Negotiating with landlords, emptying bank accounts, paying for employees’ health insurance, suffering lost income from closed dining rooms, responding to various state and local orders, pivoting to takeout and other revenue streams: Restaurant chefs and owners have faced the toughest year of their careers.
We asked 10 chefs and owners of Austin restaurants how they’ve navigated the pandemic, whether they’ve been able to find any silver linings and what they see for the future of the industry. Interviews were conducted by email and on the phone. Some answers have been lightly edited for clarity and length.
Baby Greens owner Sharon Mays
Sharon Mays was a trailblazer when she opened a drive-thru salad concept in South Austin in 2004. She closed in 2009 but brought her healthy fast-casual back to life in North Austin in 2016. Baby Greens is open for takeout.
American-Statesman: What has been your lowest point or most challenging moment of the pandemic, or what has disappointed you the most?
Sharon Mays: By far the most challenging part of this entire situation is that we don't really know what's going to happen from one week to the next. Some weeks our sales are really great. And the very next week they will make a significant drop. When the fear and anxiety go up in the community, our sales go down. I'm truly disappointed that our elected leaders have politicized the situation. In March they mandated that everyone's personal and professional life come to an abrupt halt. It's been almost six months, and it doesn't feel like there's a plan being developed that would safely get on the path to reopening. Businesses are expected to just hang on and try to survive while politicians spend time making decisions based on what's going to generate the most votes come Election Day.
What gave you the most hope or inspiration during the last six months?
I love how our local restaurant community has come together to help each other and protect each other and root for each other. I've been on email chains and text messages and Slack channels with other restaurant owners and managers, and everyone is down to support each other. Everyone is sharing resources and ideas. Businesses are collaborating on popups and cross promotions. Anything and everything to keep each other afloat.

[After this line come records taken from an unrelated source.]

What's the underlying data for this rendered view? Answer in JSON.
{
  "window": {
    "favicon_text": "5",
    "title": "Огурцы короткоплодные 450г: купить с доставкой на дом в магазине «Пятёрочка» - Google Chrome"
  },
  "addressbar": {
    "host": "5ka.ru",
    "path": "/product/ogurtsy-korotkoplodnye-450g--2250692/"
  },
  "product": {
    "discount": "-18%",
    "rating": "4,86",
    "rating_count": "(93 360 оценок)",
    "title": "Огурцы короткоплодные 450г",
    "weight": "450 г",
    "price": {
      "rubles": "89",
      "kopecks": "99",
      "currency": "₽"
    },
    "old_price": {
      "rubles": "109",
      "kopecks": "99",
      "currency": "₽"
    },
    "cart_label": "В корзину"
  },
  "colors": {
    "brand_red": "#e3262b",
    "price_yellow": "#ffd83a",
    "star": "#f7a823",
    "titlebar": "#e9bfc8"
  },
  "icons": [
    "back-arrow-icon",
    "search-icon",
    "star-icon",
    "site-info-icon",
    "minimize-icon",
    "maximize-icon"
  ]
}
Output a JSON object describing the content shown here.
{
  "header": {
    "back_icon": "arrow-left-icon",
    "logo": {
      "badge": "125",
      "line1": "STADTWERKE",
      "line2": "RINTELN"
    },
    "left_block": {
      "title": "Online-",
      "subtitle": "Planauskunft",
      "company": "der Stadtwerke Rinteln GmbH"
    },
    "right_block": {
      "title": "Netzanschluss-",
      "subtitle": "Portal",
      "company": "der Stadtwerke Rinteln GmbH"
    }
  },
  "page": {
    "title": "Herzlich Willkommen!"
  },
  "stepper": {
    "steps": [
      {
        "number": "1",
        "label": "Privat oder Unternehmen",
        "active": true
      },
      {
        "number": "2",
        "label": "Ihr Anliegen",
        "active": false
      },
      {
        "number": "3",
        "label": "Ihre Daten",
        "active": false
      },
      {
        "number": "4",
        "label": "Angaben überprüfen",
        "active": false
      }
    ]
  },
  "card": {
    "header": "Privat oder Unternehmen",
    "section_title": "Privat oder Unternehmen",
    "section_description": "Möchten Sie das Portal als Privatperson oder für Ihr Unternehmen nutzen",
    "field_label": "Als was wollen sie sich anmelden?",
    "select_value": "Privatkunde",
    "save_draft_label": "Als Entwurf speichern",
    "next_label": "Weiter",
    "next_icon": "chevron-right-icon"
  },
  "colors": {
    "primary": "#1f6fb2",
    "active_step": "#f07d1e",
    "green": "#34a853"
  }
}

We all have each other's back.
What act of community, camaraderie or support touched you the most?
Baby Greens has been lucky to have a tremendous amount of support from the Austin community. Our customers show up for us in ways that have truly touched my heart. In the early days of the pandemic, when our sales were so low I didn't know if we would survive, we had two customers that made a special effort to support Baby Greens. One day a customer named Steve left a note for me that said, "I come every day and buy two wraps. Please don't give up." And he came every day and bought two wraps until we were pre-pandemic busy again.
We had a customer named Lynn order lunch for her team every week. She paid a courier to deliver the food to her office, which was 13 miles away in South Austin (William Cannon and Mopac area). She ordered from us for almost two months, until her budget was cut. I think about both of these customers on days when I'm really tired and feel like I've got nothing left to give.They described their support as "little," but it was actually very significant. It was a reminder to me and my staff that Baby Greens did matter. That our efforts mattered.
What are some positive systemic changes you could see being born from the pandemic’s effect on the hospitality industry?
I hope we build a more resilient industry with better profit margins and a much more diverse and inclusive workforce. Though we are on a rough road, this pandemic has given us the opportunity to step back and evaluate what really works and trim away some of those established "best practices" that don't provide any measurable value.
Are you hopeful for the future of restaurants and why?
I am very hopeful for our future. People often ask the hypothetical question, "If you had it to do all over again, would you do it the same way?" That's a real question now, and one that can be answered with the benefit of hindsight and experience. I've already begun working on Baby Greens' next chapter, and I'm looking forward to where this road may take me. Venturing into the unknown can be exciting if you let it.